Possible Changes? Let me know what you think.

-I’ve considered of doing 6x6 for bent rows on day 1 instead of 4x6 to continue to improve my back development.

-Adding another back exercise on Wednesday to go along with pressdowns.

-Could I toss in some bent laterals for my rear delts?

-Also, what do you think about 3 Surge shakes on workout days. I’ve been taking 1 before, 1 during, and 1 after. It seems to be working well, but it is expensive. Could a guy get by taking 2, before and after?

Once again, I appreciate your help!

[quote]cpatzel wrote:

Day 1

*Barbell Back Squat 10x3

A1 Dips 4x6
A2 Bent-Over BB or DB Rows 4x6

B1 Skull Crushers 4x6
B2 Standing BB Curls 4x6

C Hanging Leg Raises 4x6[/quote]

I’d substitute a trunk flexion movement such as pulldown abs or ball rollouts here.

[quote]Day 2

Jogging (medium intensity)[/quote]

This, in addition to pre-training, would be a great place to do more dynamic flexibility work (and repeat some of the GPP from the program).

[quote]Day 3

*BB Bench Press 10x3

A1 Partial DB Deadlift 4x6
A2 Standing BB Military Press 4x6[/quote]

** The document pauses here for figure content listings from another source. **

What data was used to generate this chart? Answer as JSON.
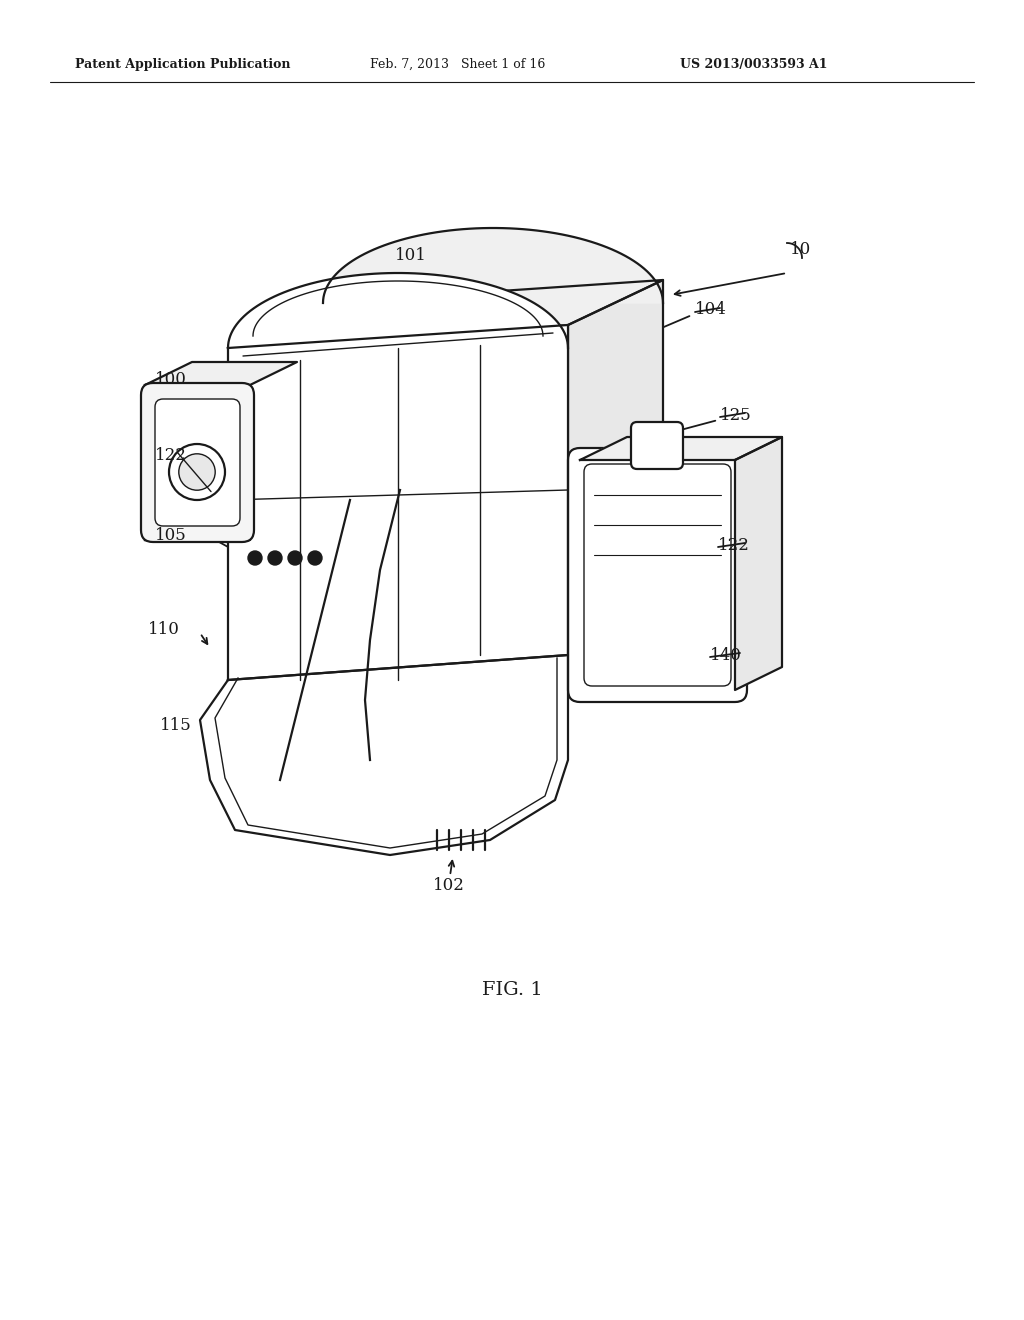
{
  "bg_color": "#ffffff",
  "line_color": "#1a1a1a",
  "text_color": "#1a1a1a",
  "header_left": "Patent Application Publication",
  "header_center": "Feb. 7, 2013   Sheet 1 of 16",
  "header_right": "US 2013/0033593 A1",
  "fig_label": "FIG. 1",
  "lw_main": 1.6,
  "lw_thin": 1.0,
  "lw_detail": 0.8
}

I wouldn’t overhead press quite yet, especially if you’re doing that much benching.

[quote]B1 Standing Calf Raises 4x6
B2 Upright Rows 4x6[/quote]

Drop the upright rows altogether or else your shoulders are really going to be hurting after this session. I don’t write barbell upright rows into any programs anymore.

[quote]C Tricep Pressdowns 4x6

Day 4

Same as day 2

Day 5

*Chin-ups 10x3

A1 Decline BB or DB Bench Press 4x6
A2 Standing Hammer Curls 4x6

B1 Seated Calf Raises 4x6
B2 Glute/Ham Raises or Leg Curls 4x6

C Lunges or Step-ups 4x6[/quote]

This is still a lot of internal rotation work and not much external rotation work or scapular retraction. Given your history, you’re really not ready to be doing this stuff.

[quote]Day 6

Same as 2

Possible Changes? Let me know what you think.

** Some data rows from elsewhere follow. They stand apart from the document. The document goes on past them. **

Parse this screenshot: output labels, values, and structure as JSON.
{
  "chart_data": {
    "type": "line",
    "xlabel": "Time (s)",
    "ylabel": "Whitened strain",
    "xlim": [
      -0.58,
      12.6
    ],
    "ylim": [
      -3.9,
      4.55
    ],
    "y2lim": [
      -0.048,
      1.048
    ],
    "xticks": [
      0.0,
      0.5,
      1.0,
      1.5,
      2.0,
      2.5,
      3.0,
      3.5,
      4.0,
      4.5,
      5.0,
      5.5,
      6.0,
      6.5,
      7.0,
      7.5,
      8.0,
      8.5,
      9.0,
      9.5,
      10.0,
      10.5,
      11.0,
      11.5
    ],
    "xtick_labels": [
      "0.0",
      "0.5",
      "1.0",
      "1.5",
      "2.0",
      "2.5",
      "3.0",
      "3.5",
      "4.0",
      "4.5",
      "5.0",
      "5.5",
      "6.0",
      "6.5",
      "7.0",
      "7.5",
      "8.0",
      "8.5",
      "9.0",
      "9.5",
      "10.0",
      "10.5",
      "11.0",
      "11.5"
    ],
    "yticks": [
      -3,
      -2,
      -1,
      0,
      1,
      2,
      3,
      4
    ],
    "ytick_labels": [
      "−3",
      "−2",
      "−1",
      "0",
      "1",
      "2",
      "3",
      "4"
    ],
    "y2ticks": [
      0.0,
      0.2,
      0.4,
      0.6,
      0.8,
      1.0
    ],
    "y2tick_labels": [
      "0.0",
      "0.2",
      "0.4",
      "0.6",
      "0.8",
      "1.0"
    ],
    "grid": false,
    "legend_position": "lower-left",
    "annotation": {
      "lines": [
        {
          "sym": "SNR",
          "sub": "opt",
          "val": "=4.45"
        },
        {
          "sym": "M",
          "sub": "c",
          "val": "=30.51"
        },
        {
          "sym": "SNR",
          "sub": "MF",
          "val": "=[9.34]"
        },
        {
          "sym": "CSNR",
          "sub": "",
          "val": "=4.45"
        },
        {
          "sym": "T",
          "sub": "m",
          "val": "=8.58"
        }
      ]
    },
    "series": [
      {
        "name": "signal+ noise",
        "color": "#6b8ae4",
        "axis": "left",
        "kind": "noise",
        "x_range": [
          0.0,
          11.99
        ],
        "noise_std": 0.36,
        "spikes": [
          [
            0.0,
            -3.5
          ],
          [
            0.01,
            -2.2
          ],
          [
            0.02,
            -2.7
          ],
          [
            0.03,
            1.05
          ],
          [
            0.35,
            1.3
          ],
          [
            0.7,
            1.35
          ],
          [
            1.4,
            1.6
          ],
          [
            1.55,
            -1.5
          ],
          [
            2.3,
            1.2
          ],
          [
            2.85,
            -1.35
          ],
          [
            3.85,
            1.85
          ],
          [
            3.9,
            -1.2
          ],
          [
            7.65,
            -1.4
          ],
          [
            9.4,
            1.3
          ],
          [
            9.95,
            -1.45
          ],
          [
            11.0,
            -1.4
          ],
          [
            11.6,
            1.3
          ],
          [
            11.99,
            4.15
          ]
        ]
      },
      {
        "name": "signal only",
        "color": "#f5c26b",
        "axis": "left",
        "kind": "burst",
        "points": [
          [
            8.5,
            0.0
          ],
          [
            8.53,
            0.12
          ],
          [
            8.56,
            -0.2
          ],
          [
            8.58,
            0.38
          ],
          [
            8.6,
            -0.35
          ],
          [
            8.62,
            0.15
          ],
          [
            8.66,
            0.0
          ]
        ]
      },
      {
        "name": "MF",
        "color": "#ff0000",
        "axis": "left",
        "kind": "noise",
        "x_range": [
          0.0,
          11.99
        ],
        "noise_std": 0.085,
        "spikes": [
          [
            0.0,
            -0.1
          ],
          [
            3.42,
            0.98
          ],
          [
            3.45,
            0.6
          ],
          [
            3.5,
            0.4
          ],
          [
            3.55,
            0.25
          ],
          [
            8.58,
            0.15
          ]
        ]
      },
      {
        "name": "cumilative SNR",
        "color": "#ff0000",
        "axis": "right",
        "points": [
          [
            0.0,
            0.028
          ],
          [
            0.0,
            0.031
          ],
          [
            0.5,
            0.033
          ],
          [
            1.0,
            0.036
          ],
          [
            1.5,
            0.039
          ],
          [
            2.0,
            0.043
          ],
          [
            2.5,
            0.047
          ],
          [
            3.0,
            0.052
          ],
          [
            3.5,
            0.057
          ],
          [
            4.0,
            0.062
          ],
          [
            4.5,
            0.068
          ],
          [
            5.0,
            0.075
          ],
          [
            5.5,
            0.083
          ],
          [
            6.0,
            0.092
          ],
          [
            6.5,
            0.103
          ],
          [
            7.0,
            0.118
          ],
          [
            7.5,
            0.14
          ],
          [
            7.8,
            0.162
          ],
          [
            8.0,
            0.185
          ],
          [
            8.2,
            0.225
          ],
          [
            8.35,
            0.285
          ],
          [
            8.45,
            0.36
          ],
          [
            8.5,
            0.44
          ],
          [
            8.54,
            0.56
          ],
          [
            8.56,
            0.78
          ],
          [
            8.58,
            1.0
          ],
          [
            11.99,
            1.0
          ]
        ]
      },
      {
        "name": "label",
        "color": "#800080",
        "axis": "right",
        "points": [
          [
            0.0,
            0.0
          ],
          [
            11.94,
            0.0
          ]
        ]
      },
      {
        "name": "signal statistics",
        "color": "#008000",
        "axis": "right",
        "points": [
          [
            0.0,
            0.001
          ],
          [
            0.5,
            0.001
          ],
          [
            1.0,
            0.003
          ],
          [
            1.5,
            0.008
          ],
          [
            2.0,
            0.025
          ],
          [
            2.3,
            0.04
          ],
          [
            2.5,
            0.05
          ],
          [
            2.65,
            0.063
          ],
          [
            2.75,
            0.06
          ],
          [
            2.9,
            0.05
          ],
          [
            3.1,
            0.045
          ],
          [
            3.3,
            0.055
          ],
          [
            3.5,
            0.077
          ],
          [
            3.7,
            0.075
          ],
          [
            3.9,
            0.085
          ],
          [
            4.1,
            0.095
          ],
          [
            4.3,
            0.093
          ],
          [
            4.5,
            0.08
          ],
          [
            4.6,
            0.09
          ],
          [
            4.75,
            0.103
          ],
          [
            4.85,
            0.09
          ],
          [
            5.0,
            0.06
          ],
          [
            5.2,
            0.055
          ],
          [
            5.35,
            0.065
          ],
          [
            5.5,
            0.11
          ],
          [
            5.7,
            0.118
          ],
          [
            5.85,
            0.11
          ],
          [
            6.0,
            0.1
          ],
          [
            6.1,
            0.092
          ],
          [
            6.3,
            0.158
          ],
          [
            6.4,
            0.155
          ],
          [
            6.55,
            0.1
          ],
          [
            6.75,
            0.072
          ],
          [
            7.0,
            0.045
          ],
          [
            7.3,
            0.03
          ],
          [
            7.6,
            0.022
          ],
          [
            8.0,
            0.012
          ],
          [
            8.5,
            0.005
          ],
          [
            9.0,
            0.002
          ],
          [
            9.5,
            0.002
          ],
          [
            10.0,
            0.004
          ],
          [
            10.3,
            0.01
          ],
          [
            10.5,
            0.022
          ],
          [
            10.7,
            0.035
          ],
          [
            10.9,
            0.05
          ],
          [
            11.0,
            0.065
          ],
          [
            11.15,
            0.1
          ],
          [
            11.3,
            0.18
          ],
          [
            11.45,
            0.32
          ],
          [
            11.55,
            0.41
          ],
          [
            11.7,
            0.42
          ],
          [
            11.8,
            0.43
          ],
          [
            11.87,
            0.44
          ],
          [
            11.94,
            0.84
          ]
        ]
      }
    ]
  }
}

-I’ve considered of doing 6x6 for bent rows on day 1 instead of 4x6 to continue to improve my back development.

-Adding another back exercise on Wednesday to go along with pressdowns.

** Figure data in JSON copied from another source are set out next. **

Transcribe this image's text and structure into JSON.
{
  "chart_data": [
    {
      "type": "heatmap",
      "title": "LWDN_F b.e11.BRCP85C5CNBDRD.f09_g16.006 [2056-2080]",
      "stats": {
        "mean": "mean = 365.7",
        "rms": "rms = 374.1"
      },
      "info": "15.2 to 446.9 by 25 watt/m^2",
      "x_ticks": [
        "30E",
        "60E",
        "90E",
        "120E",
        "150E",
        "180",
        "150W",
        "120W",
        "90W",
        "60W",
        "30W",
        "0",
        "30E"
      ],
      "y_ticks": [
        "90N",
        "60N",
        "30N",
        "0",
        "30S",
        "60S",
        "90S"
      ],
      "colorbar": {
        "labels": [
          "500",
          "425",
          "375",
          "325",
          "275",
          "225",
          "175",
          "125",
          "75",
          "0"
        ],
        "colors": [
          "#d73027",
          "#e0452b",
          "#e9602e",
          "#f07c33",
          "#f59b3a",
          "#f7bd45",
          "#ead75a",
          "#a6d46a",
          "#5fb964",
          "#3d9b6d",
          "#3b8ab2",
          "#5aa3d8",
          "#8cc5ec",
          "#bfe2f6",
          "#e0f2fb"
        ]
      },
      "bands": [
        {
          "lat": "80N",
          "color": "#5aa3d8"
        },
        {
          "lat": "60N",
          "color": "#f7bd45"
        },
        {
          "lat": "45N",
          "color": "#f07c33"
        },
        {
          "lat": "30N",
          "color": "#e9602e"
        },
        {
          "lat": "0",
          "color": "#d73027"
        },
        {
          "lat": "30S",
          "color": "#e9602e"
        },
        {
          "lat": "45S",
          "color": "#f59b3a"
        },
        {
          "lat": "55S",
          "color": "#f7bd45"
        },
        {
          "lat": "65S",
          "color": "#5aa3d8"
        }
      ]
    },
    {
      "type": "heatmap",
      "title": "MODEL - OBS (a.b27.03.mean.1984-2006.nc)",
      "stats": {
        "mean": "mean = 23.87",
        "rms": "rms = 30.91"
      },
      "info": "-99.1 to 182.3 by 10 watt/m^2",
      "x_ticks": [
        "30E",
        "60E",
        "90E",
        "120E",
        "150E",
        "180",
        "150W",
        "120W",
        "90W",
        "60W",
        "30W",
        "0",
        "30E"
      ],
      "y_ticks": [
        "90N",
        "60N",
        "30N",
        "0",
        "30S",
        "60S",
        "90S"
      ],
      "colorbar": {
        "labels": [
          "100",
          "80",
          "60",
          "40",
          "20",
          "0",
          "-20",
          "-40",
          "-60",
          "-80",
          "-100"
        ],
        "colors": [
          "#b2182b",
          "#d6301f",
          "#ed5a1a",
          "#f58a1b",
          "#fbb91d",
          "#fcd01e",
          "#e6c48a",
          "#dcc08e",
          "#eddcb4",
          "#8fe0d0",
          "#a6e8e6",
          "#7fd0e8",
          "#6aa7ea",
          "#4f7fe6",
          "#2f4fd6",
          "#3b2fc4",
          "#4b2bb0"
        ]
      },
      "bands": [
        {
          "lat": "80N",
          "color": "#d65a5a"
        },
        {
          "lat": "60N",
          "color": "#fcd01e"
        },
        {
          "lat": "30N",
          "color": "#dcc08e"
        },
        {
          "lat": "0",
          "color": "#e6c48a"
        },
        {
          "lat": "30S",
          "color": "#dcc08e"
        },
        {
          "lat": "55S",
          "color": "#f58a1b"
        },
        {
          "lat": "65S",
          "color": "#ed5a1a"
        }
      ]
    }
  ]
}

-Could I toss in some bent laterals for my rear delts?[/quote]

Good additions, although I’d like to see you stop thinking about muscles; worry more about movements. “Back” doesn’t tell me much; pullups and seated rows have entirely different effects.

[quote]-Also, what do you think about 3 Surge shakes on workout days. I’ve been taking 1 before, 1 during, and 1 after. It seems to be working well, but it is expensive. Could a guy get by taking 2, before and after?

Once again, I appreciate your help![/quote]

If it’s working, then I’d say it’s a good thing. It would depend on your body weight; Surge would be ideal, but you could always toss in some extra dextrose or higher GI fruit or fruit juice to get the carbs up.